The light shines in the darkness, and the darkness has not overcome it. — John 1.5

It has been difficult to process how our world changed in 2016. Terrorism has become the new norm in almost every part of the world, nationalism and xenophobia have won the moment, and we now use the term “post-truth” to assuage the harsh reality that a large part of our culture  is ambivalent—even partial—to the lies that form their worldview.

Yet, for people of faith, we do not lose hope. I am reminded of one of J.R.R. Tolkien’s letters, sent to his son Christopher toward what would be the end of World War II. The elder Tolkien navigates the present darkness and, as he does in his books, finds hope that penetrates the heart.

30 April 1944

My dearest:

I have decided to send you another air letter, not an airgraph, in the hope that I may so cheer you up a little more… I do miss you so, and I do find all this mighty hard to bear on my own account and on yours. The utter stupid waste of war, not only material but moral and spiritual, is so staggering to those who have to endure it. And always was (despite the poets), and always will be (despite the propagandists)—not of course that it has not is and will be necessary to face it in an evil world.

But so short is human memory and so evanescent are its generations that in only about 30 years there will be few or no people with that direct experience which alone goes really to the heart. The burnt hand teaches most about fire.
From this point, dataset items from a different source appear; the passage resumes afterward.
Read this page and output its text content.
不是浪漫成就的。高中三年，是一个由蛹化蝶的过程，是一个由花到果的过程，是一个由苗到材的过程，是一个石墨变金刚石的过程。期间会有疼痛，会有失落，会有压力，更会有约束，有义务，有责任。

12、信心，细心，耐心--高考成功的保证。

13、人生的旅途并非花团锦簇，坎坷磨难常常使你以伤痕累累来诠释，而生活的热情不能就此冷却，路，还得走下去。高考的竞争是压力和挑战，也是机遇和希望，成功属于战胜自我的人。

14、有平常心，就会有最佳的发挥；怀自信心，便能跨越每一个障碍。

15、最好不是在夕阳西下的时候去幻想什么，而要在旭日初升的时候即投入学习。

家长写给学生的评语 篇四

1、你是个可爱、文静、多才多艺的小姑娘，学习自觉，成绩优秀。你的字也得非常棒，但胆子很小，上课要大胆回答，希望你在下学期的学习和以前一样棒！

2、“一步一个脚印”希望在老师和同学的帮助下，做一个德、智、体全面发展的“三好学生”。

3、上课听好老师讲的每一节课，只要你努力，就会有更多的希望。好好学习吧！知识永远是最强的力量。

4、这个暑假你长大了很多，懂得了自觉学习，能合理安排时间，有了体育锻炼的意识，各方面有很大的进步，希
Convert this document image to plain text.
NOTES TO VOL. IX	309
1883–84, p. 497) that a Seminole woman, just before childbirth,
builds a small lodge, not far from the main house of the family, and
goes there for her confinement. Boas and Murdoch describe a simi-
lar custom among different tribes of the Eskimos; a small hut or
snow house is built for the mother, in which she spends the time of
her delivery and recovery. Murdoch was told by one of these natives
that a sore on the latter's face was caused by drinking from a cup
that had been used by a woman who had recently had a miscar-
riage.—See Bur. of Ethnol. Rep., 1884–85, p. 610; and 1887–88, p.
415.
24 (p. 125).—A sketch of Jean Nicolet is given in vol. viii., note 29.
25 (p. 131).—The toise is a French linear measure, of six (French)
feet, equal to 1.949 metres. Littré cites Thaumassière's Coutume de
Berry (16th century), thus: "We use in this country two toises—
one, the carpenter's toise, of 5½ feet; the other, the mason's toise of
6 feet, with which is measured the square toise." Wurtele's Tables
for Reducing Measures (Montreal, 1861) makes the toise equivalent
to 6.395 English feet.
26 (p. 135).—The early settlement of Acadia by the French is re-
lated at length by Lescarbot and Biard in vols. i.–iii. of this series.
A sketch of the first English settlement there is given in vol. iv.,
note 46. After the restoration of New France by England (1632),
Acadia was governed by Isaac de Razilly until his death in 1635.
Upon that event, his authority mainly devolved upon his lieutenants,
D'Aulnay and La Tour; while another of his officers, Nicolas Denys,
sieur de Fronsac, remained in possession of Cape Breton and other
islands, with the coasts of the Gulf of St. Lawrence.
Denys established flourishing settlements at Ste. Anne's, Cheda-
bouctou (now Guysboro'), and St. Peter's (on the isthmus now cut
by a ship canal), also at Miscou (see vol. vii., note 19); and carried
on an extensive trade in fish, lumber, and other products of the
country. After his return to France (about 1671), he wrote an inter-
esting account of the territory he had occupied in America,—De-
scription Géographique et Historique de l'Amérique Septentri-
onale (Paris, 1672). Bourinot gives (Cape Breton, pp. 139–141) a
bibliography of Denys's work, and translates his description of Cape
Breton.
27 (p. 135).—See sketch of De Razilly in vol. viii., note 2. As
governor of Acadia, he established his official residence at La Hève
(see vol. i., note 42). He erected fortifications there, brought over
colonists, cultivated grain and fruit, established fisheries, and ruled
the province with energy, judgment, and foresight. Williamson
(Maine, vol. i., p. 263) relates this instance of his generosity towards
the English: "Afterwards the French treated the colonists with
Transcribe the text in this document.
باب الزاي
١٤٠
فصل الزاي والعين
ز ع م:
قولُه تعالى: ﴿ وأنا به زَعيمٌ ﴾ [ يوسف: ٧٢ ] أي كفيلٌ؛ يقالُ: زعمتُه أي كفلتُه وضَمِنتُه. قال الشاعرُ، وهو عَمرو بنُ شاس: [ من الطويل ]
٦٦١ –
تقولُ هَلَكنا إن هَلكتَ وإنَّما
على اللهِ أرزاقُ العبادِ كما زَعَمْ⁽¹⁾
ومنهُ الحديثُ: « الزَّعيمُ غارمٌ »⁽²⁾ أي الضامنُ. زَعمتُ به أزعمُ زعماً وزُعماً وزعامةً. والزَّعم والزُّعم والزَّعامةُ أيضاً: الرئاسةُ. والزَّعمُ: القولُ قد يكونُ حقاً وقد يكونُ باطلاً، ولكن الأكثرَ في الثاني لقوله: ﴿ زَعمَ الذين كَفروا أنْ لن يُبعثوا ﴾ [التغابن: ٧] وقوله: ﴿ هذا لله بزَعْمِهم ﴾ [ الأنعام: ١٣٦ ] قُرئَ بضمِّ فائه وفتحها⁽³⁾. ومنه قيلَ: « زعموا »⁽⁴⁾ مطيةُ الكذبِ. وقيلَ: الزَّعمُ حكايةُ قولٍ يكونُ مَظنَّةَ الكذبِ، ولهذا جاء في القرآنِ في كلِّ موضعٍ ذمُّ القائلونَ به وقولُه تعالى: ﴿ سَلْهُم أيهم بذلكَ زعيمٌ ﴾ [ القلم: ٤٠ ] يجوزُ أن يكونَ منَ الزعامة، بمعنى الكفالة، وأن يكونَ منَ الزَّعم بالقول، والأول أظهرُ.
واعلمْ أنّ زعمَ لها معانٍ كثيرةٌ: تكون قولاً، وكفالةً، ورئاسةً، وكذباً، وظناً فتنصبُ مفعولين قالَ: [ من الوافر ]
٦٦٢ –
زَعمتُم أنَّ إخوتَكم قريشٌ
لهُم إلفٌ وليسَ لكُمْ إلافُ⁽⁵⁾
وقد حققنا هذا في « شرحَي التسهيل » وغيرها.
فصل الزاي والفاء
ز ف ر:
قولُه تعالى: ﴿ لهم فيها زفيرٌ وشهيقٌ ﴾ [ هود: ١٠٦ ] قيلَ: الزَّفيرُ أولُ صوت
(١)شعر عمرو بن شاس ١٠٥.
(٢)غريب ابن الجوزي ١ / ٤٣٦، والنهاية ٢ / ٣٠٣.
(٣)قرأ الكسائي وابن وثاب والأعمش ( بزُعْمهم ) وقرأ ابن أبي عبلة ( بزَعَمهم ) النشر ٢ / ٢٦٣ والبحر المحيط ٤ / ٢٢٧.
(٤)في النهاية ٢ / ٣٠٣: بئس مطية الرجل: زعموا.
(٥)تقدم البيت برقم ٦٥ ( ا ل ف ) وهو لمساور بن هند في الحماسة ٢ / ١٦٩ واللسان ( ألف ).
I sometimes feel appalled at the thought of the sum total of human misery all over the world at the present moment: the millions parted, fretting, wasting in unprofitable days—quite apart from torture, pain, death, bereavement, injustice. If anguish were visible, almost the whole of this benighted planet would be enveloped in a dense dark vapor, shrouded from the amazed vision of the heavens! And the products of it all will be mainly evil—historically considered. But the historical version is, of course, not the only one.

All things and deeds have a value in themselves, apart from their ’causes’ and ‘effects’. No man can estimate what is really happening at the present sub specie aeternitaris [(in light of the eternal)]. All we do know, and that to a large extent by direct experience, is that evil labors with vast power and perpetual success—in vain: preparing always only the soil for unexpected good to sprout in. So it is in general, and so it is in our own lives.